Limit The Search Range
start and end behave like slice boundaries for each string. Use them when a prefix, suffix, or fixed-width field should not participate in the count, and keep the range policy visible in the code so it is not mistaken for a whole-string search.
import numpy as np
values = np.array(["AB-100-AB", "AB-200"])
print(np.strings.count(values, "AB", start=1, end=8))
Turn Counts Into A Filter
The integer result can become a boolean mask for selecting values with at least one match. If you need the number of matching elements rather than the count within each string, count the mask separately with count_nonzero.
import numpy as np
messages = np.array(["fail fail", "ok", "fail soon"])
counts = np.strings.count(messages, "fail")
matching = messages[counts > 0]
print(matching)
print(np.count_nonzero(counts > 0))
NumPy’s official strings.count reference documents the non-overlapping behavior and range arguments. For the older namespace, compare char.count, and use count_nonzero for boolean or numeric array counts.

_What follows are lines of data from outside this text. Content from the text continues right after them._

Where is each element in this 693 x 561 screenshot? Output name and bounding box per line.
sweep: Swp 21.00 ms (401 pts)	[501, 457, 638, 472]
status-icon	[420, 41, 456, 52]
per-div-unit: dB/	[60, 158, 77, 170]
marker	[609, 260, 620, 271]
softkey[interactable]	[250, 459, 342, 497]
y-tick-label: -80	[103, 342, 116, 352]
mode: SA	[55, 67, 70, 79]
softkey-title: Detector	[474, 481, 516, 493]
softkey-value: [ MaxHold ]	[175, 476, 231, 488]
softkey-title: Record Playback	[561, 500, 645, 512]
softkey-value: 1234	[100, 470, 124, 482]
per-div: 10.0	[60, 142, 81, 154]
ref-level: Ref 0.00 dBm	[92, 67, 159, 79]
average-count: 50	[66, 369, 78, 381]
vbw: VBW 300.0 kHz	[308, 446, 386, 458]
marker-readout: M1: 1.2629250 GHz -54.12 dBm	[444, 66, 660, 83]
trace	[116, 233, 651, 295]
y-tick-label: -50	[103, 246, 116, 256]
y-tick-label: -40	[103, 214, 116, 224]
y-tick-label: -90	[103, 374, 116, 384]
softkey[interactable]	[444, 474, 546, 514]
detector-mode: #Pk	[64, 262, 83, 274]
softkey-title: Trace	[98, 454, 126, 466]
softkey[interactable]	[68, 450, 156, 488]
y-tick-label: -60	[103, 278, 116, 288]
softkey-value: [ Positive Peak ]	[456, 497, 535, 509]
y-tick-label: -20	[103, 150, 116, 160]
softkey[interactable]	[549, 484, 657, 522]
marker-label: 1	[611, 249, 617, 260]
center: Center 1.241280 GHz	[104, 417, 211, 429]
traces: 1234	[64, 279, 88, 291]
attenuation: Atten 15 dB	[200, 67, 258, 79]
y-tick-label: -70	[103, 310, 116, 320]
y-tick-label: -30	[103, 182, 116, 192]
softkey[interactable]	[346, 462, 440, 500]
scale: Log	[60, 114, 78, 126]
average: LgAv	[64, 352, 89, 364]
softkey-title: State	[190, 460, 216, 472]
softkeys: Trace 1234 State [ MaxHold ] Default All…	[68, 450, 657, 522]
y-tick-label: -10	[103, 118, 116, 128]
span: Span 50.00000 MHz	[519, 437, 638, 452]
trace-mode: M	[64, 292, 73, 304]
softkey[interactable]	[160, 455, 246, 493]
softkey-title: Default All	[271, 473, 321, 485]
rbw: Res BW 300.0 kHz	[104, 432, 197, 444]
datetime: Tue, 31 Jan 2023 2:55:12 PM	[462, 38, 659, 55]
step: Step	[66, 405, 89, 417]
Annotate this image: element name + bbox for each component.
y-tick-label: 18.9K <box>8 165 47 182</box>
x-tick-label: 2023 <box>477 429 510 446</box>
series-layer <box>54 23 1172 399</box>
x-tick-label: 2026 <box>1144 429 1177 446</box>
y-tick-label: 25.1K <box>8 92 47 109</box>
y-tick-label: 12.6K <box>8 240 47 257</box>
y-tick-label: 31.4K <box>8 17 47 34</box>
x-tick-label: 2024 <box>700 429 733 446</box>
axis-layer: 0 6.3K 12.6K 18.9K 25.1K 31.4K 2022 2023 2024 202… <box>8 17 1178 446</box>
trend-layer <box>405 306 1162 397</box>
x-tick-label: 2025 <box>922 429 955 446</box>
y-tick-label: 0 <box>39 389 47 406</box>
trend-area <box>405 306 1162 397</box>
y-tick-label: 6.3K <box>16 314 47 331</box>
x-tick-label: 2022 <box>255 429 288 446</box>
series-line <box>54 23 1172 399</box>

For related matching and array counts, compare count_nonzero(), NumPy isin(), and Python character searches when deciding whether the task is substring counting or element membership.
Frequently Asked Questions
How do I count a substring in a NumPy array?
Use np.strings.count(array, substring) in current NumPy versions; it returns one integer count for each string element.
Does NumPy count overlapping matches?
No. The count is based on non-overlapping occurrences, matching the behavior documented for the string operation.
What are start and end used for?
They limit the search to a slice-like range inside each string, which is useful when prefixes or suffixes should be ignored.
What is the difference between strings.count and char.count?
strings.count is the current namespace for new code, while char.count is the older API you may need to maintain for older NumPy environments.